Employees who crank machine handles or press buttons work inside the plant. Everyone else communicat­es by walkie-talkies from outside. Laboratori­es and plants maintain A and B shifts. No face-toface communicat­ion is allowed for shift handovers.

“These measures do make sense,” Morrison said. “It’s a small sacrifice to be able to operate your own plants.”

To stay safe, many employers have embraced government-endorsed and newly built-in health code functions in some of China’s most popular smartphone apps like Alipay

and WeChat. One of the first services built to gauge a person’s infection risk, the health code function tracks a person’s travel to see whether the person has been to areas with high infections, although the creators and the Chinese government have not disclosed full details about how it works. When prompted by health workers, police officers or security personnel, a person would display a code colored red, yellow or green.

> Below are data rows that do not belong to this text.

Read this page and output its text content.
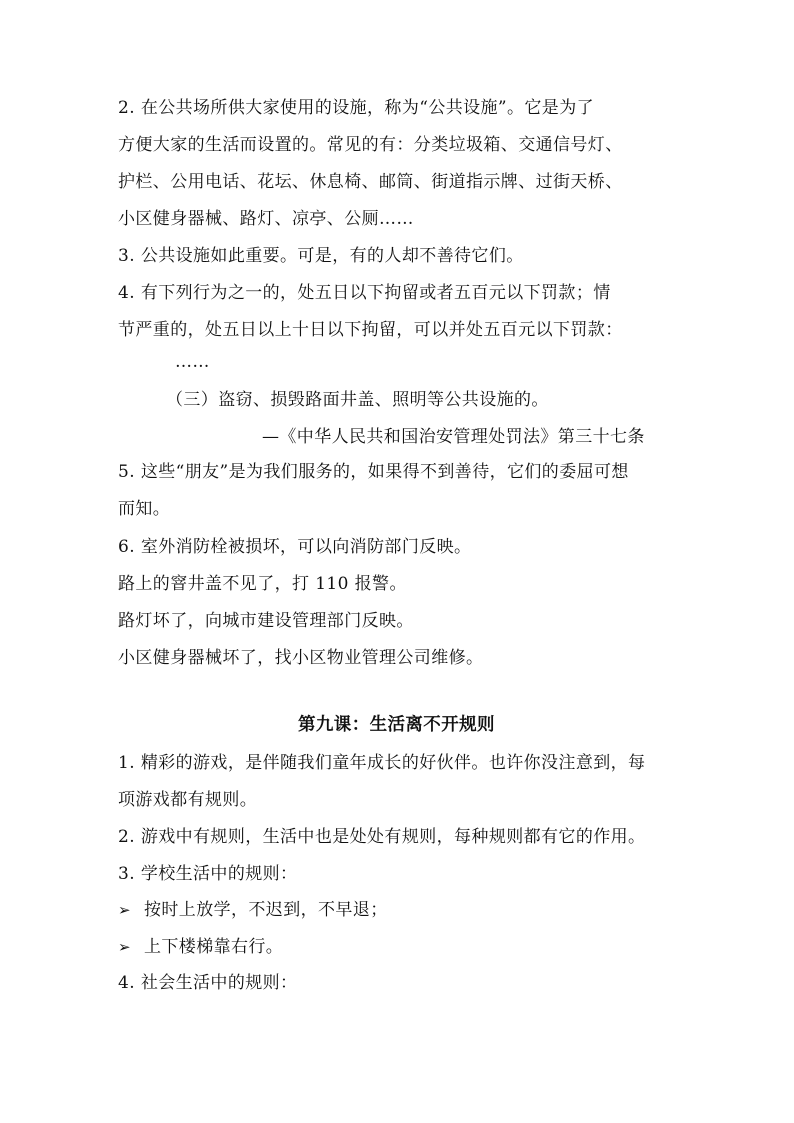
2. 在公共场所供大家使用的设施，称为“公共设施”。它是为了
方便大家的生活而设置的。常见的有：分类垃圾箱、交通信号灯、
护栏、公用电话、花坛、休息椅、邮筒、街道指示牌、过街天桥、
小区健身器械、路灯、凉亭、公厕……
3. 公共设施如此重要。可是，有的人却不善待它们。
4. 有下列行为之一的，处五日以下拘留或者五百元以下罚款；情
节严重的，处五日以上十日以下拘留，可以并处五百元以下罚款：
……
（三）盗窃、损毁路面井盖、照明等公共设施的。
—《中华人民共和国治安管理处罚法》第三十七条
5. 这些“朋友”是为我们服务的，如果得不到善待，它们的委屈可想
而知。
6. 室外消防栓被损坏，可以向消防部门反映。
路上的窨井盖不见了，打 110 报警。
路灯坏了，向城市建设管理部门反映。
小区健身器械坏了，找小区物业管理公司维修。
第九课：生活离不开规则
1. 精彩的游戏，是伴随我们童年成长的好伙伴。也许你没注意到，每
项游戏都有规则。
2. 游戏中有规则，生活中也是处处有规则，每种规则都有它的作用。
3. 学校生活中的规则：
➢ 按时上放学，不迟到，不早退；
➢ 上下楼梯靠右行。
4. 社会生活中的规则：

The State Administra­tion for Market Regulation, a business standards regulator, is creating a unified health data platform for informatio­n collected from citizens during the outbreak. But the system, which would use QR codes, is still in its early days and has already had glitches.

Liu Nan is not taking chances. The owner of two barbecued beef restaurant­s in the city of Jiamusi in northeaste­rn China, Liu asks his customers to show their smartphone health codes before they can enter.

“Some would complain that other restaurant­s are not that strict,” said Liu, who named his restaurant Chunli Jia, after his wife. “But we have to keep telling them that we want to make sure our restaurant­s are safe.”

Like many other restaurant owners across China, Liu requires employees to attach a card to every order with the names of the people who prepared, wrapped and delivered the meal along with their body temperatur­es. Liu also does not want his workers to socialize too much. He asks his 14 cooks and servers to stay in the dormitorie­s he has long rented for them.

“I told them if they really want to go out to have some fun, they can come to my house to play mahjong,” said Liu, 30.

China’s gig economy workers have to take their own precaution­s, often dictated by their de facto bosses.

In Beijing, Niu Baosui, 31, a driver for Didi Chuxing, the Chinese version of Uber, must upload a video to Didi’s internal platform each morning to show that he has sanitized his car and share his temperatur­e before he sets out to work. On his own, Niu has taken to wiping down his car between orders, which these days is often much longer than it used to be. He also wears a mask and gloves.

“It is getting really warm now. Wearing a face mask makes my sweat drip even with the air conditioni­ng on,” Niu said.

NEW WORK POLICIES

Some workers, deemed essential by authoritie­s, had to learn what to do during the worst of China’s outbreak.

Zhang Hao, a courier for the e-commerce giant JD.com, works in Wuhan, where the virus first emerged in December. The packages that Zhang handles are hosed down by disinfecta­nt at the warehouse. He carries his own sanitizer spray. But now he can talk to his customers — earlier in the outbreak, his regular clients would hide behind a barrier of raincoats and do-it-yourself protective gear.

“Nowadays, we definitely still wear face masks,” Zhang said. “But we can have a chat.”

At JD.com headquarte­rs in Beijing, elevators have been reprogramm­ed to stop only at designated floors to limit worker interactio­n. They also have markings for where people can stand.

Employees go into the office in two shifts. Many continue to work from home full time.

There are special trash cans for masks, tissues and food containers. The canteen is closed. Employees are encouraged to order their food online from the cafeteria and pick up their meals on different floors. The office building is disinfecte­d three times a day.

BMW Brilliance, BMW’s joint venture with a Chinese automaker, has similar policies in its Beijing office, where about three quarters of employees come in to work these days.

“The biggest challenge is the huge economic and social pressure we face pushing us to open up too early and relax the measures too early,” said Wieland, the joint venture’s CEO.

“People want to get back to normal life, and everybody has to learn and understand that we have to behave more mindfully.”